Abstract

Kathleen Schwartzman’s The Chicken Trail is a fascinating glimpse into the poultry industry. Her view is global in nature, as the production of poultry in the United States involves migrant labor and foreign markets. The workers are recruited from Mexico, and the product is exported to Mexico. The relationship between foreign markets, migration, and poultry means that changes in the poultry industry impact both Mexico and the United States. The labor force of the poultry industry has changed much since the 1990s, shifting from predominately African American workers to Mexican migrant workers. Schwartzman addresses this transition, highlighting why the jobs are no longer filled by African Americans in the United States. Importation of poultry into Mexico has decreased employment opportunities within Mexico, encouraging Mexicans to head to the United States to seek employment.
The book is well written and thoroughly researched. The research questions are appropriately answered using multiple sources. The author employs several methods, from ethnographic narratives to quantitative analysis, to address her research question. She relies on a variety of sources, as the data come from the Social Security Administration, the U.S. Census, the Department of Agriculture, the Department of Labor, the National Labor Relations Board, and the Mexican Migration project. Data also come from Mexican sources including the Secretary of Commerce, the Secretary of Agriculture, and the Bank of Mexico. Using these data, the author is able to address what has happened to the poultry labor force and why a transition has occurred, outlining how the industry has impacted Mexican poultry producers.
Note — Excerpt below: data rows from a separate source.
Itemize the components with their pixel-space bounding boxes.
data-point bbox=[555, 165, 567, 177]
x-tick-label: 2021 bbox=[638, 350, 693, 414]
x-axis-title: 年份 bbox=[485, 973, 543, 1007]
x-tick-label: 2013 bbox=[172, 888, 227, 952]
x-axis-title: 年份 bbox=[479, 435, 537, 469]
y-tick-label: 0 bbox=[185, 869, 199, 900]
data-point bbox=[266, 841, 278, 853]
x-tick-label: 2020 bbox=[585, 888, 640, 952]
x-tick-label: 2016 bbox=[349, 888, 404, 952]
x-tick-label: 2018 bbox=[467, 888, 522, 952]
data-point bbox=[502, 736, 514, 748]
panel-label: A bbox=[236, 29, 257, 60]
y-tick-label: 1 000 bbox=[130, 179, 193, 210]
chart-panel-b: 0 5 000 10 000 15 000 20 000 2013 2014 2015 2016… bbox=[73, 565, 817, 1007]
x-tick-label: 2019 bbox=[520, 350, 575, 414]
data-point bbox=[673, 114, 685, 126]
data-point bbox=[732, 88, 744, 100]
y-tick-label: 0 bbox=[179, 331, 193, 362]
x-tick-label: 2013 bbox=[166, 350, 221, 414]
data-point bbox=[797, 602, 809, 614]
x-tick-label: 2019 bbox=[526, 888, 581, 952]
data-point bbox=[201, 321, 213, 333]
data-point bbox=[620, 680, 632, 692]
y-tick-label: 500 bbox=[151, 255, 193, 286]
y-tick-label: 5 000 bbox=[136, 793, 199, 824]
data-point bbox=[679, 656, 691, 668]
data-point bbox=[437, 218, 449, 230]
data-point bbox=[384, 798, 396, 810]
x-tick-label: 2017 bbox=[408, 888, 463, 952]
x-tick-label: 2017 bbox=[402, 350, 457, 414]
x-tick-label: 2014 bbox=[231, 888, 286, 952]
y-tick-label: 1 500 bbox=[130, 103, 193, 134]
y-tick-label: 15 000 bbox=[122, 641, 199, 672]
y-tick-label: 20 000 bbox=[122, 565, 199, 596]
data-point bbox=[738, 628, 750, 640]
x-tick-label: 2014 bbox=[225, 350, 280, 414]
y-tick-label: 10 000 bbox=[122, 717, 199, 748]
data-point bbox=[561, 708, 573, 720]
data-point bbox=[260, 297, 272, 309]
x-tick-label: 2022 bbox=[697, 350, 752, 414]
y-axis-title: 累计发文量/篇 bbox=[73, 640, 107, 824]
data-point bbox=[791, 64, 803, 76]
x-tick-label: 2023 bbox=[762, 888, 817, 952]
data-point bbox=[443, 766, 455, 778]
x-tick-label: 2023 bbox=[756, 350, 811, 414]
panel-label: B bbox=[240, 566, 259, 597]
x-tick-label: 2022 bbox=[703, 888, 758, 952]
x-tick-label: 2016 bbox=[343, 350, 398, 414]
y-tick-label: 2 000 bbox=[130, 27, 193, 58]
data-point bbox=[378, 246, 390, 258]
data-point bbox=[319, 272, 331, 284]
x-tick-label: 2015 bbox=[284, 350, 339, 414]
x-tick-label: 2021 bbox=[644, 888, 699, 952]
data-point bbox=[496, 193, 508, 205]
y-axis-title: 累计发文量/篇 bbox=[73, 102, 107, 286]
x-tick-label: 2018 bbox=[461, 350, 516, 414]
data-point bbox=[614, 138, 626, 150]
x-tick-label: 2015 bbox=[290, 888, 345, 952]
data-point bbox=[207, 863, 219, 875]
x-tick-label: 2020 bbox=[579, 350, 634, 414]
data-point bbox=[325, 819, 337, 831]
Schwartzman investigates why the poultry labor force has shifted away from African American workers in favor of Mexican migrant workers. The book makes an interesting argument that the poultry business in the United States pushed African American workers out of poultry and recruited Mexican migrant workers to replace them. According to the author, the poultry industry was restructuring, and conflict over unionization led the industry to shift to Mexican migrant labor. African Americans did not leave the industry to pursue better opportunities, but were forced out by business owners who sought a more compliant labor force who would work for lower wages with few benefits. African Americans did not leave their poultry jobs, but were turned away. The author addresses many different reasons why African Americans stopped working in poultry, but increased Latino migration appears to have been the main factor. For African Americans, the result is higher unemployment and poverty. Schwartzman points out that Mexican migrants were preferred by the poultry industry over African American workers as they were viewed as more productive than African American workers and less inclined to complain about employment conditions due to their vulnerable status.
Schwartzman highlights the relationship between undocumented Mexican migration to the United States and U.S. poultry exports to Mexico. Mexican workers were coming to work in the United States at the same time that U.S. capitalists were gaining access to Mexican markets. They gained access to Mexican markets through NAFTA, which lowered tariffs on U.S. poultry. Before NAFTA, the tariffs on poultry imports were at times 260 percent. With NAFTA, the export of U.S. poultry grew greatly from 1990 to 2010. Many factors beyond NAFTA opened up Mexican markets including the IMF and the World Bank. This process brought Mexico into the global market.
Globalization may have brought Mexico into the global market, but it limited the opportunities of Mexican citizens. The increased flow of migrants to the United States is attributed to the shrinking opportunities that NAFTA and neoliberalism created. The growth of the poultry industry in the United States offered an opportunity for many Mexicans who decided it would be better to migrate to the United States, even if it meant encountering the risks associated with undocumented migration.
Although this story is compelling, future research should perform more sophisticated multivariate analysis of the relationships reported in this book. In terms of statistical analysis, Schwartzman relies on very simple correlations that do not take into consideration the multitude of factors which might alter the findings. The author argues that Mexican immigration hurt the labor market outcomes of African Americans, but there are a lot of other factors which might have changed between 1990 and 2000 that should be acknowledged before we can be sure that it was immigration that impacted African American workers. Similarly, the author argues that there is a bivariate relationship between poultry export and undocumented immigration to the United States and claims that this relationship is not spurious. However, it is difficult to determine whether the relationship is spurious without controlling for competing arguments. The author later outlines other factors which might have influenced undocumented migration: for example, the peso devaluation appears to have occurred exactly when migration greatly increased. To be fair, the peso devaluation and poultry exportation were all influenced by the introduction of Mexico into the global economy.
The power of Schwartzman’s argument is that the economies of Mexico and the United States are firmly aligned. Mexicans who worked in poultry in Mexico were pushed out of the industry due to the increased exports dictated by NAFTA, which were meant to liberalize trade relationships between Mexico and the United States. In turn, African American poultry workers in the United States were pushed out of the market when Mexican migrants came to the South to work in poultry. The author points out that poultry employers started the process by seeking other labor sources to fight off unionization and to lower the cost of production. In the short term, African Americans working in poultry were pushed out of the labor market, but future studies will need to establish what happened to such workers in the long term. Clearly, in the short term, the winners were the companies.